I would be remiss if I didn't deepen my little rant by mentioning that all our problems stem from a loss of faith. Just consider our safety-freak mentality. Those who believe in an afterlife may certainly tend to the temple of the soul, but they usually don't initiate themselves into the Cult of the Body. When people believe this world is all there is, however, they can become maniacally obsessed with staying in this world as long as possible. This phenomenon's ultimate manifestation is "transhumanism," the new movement and aspiration to use technology to transcend being human and extend "life" virtually indefinitely. Why, it has even been theorized that we may one day be able to upload our consciousness into a computer. (Of course, this would imply there's something beyond the brain – namely the mind – which contradicts the dogma of atheistic psychologists who say there is no such thing. Yet if we're not just the organic robots of secularist dreams, a question presents itself: why not just wait for your consciousness to be uploaded into the hereafter, hopefully Heaven? {The world's Andrew Cuomos might understandably want to delay that upload as long as possible}. But now I'm getting way too deep for a rant.)
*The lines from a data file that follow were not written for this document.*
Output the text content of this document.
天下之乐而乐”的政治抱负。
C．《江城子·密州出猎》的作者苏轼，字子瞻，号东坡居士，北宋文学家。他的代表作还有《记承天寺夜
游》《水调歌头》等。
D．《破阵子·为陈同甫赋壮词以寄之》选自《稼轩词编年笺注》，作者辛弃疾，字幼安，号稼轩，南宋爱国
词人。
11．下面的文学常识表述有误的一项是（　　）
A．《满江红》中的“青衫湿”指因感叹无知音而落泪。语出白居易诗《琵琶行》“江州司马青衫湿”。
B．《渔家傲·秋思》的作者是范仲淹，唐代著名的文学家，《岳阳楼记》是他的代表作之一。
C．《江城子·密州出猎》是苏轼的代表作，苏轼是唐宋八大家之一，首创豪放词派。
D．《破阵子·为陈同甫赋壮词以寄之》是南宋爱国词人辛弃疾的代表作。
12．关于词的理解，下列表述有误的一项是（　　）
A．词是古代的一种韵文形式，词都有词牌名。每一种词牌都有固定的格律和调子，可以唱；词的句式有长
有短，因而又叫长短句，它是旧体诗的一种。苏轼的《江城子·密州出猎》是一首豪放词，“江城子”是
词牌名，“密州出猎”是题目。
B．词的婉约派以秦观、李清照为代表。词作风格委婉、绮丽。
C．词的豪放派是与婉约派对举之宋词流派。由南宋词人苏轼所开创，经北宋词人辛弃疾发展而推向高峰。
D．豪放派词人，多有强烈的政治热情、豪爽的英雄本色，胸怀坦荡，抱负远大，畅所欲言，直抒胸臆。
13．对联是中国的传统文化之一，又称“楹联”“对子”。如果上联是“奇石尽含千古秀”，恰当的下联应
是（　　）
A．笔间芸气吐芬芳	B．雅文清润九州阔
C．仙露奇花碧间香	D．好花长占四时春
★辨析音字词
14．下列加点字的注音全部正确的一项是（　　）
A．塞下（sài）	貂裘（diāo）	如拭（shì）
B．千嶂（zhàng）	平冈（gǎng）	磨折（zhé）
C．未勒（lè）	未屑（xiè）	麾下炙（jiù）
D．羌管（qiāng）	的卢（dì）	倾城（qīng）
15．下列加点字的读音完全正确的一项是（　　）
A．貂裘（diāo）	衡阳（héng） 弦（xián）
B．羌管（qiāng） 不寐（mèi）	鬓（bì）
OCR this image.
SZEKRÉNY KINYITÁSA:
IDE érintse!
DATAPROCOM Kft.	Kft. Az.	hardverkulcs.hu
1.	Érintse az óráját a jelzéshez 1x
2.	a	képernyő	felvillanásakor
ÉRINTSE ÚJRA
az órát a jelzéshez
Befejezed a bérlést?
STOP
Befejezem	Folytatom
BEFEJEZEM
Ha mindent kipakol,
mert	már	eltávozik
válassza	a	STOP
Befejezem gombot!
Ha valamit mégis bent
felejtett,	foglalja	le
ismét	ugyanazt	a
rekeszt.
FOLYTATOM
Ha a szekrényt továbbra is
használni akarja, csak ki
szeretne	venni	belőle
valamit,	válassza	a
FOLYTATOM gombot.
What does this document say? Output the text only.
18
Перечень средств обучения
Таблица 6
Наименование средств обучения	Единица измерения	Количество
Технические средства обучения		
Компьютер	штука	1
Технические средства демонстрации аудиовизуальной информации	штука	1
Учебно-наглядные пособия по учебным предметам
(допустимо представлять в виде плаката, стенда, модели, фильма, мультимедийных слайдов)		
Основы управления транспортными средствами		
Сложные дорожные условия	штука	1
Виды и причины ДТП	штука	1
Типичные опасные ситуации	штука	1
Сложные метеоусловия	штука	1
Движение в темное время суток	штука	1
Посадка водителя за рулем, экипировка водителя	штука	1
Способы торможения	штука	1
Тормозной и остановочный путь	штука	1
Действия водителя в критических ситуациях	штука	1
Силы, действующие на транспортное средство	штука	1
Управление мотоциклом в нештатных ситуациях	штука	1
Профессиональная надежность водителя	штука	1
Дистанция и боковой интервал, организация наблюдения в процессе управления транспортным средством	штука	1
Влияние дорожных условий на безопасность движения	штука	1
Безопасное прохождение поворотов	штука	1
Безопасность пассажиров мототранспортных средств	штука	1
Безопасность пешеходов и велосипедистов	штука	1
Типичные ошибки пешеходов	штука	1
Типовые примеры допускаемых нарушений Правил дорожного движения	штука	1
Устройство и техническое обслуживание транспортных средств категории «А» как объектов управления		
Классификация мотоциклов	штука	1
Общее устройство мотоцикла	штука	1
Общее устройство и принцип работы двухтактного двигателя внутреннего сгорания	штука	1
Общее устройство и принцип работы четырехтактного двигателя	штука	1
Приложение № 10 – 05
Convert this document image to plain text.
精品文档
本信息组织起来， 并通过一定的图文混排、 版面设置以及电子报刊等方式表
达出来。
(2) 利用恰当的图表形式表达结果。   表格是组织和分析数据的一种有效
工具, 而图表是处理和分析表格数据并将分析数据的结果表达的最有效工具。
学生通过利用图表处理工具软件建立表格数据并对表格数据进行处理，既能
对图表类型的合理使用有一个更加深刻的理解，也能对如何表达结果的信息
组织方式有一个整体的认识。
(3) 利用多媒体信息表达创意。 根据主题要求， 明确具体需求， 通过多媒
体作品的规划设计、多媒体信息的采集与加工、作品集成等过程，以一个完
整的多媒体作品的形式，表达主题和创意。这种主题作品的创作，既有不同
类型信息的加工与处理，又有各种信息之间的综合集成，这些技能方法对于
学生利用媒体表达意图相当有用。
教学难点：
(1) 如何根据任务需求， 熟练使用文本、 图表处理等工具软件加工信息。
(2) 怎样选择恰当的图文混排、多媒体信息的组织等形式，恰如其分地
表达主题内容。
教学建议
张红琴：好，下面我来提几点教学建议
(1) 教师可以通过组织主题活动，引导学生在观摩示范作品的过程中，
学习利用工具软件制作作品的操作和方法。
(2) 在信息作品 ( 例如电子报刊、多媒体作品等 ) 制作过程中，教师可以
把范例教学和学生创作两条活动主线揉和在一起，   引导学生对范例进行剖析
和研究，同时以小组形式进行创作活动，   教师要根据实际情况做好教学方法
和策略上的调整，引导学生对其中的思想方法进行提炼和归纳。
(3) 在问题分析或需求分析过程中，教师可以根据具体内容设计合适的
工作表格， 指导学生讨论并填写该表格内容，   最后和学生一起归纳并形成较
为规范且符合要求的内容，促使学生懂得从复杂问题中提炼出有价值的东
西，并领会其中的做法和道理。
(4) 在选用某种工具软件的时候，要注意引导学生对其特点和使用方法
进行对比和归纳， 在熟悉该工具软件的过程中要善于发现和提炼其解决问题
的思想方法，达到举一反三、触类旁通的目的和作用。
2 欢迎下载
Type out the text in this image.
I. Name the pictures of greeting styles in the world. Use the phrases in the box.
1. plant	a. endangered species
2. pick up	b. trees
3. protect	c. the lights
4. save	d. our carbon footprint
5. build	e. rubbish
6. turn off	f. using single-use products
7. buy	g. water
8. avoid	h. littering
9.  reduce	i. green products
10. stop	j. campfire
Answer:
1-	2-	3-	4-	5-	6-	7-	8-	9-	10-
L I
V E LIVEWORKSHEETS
So that explains the popularity of a Dr. Oz. It also explains why we're living in Oz, with the con man behind the curtain.

Or is our third-millennium location better described as Go Ask Alice, in Wonderland, when she's 10 feet tall?

Whatever the case, Toto, we're not in Kansas anymore. And Middle America will continue shrinking until we as a people find a heart, a brain and some courage.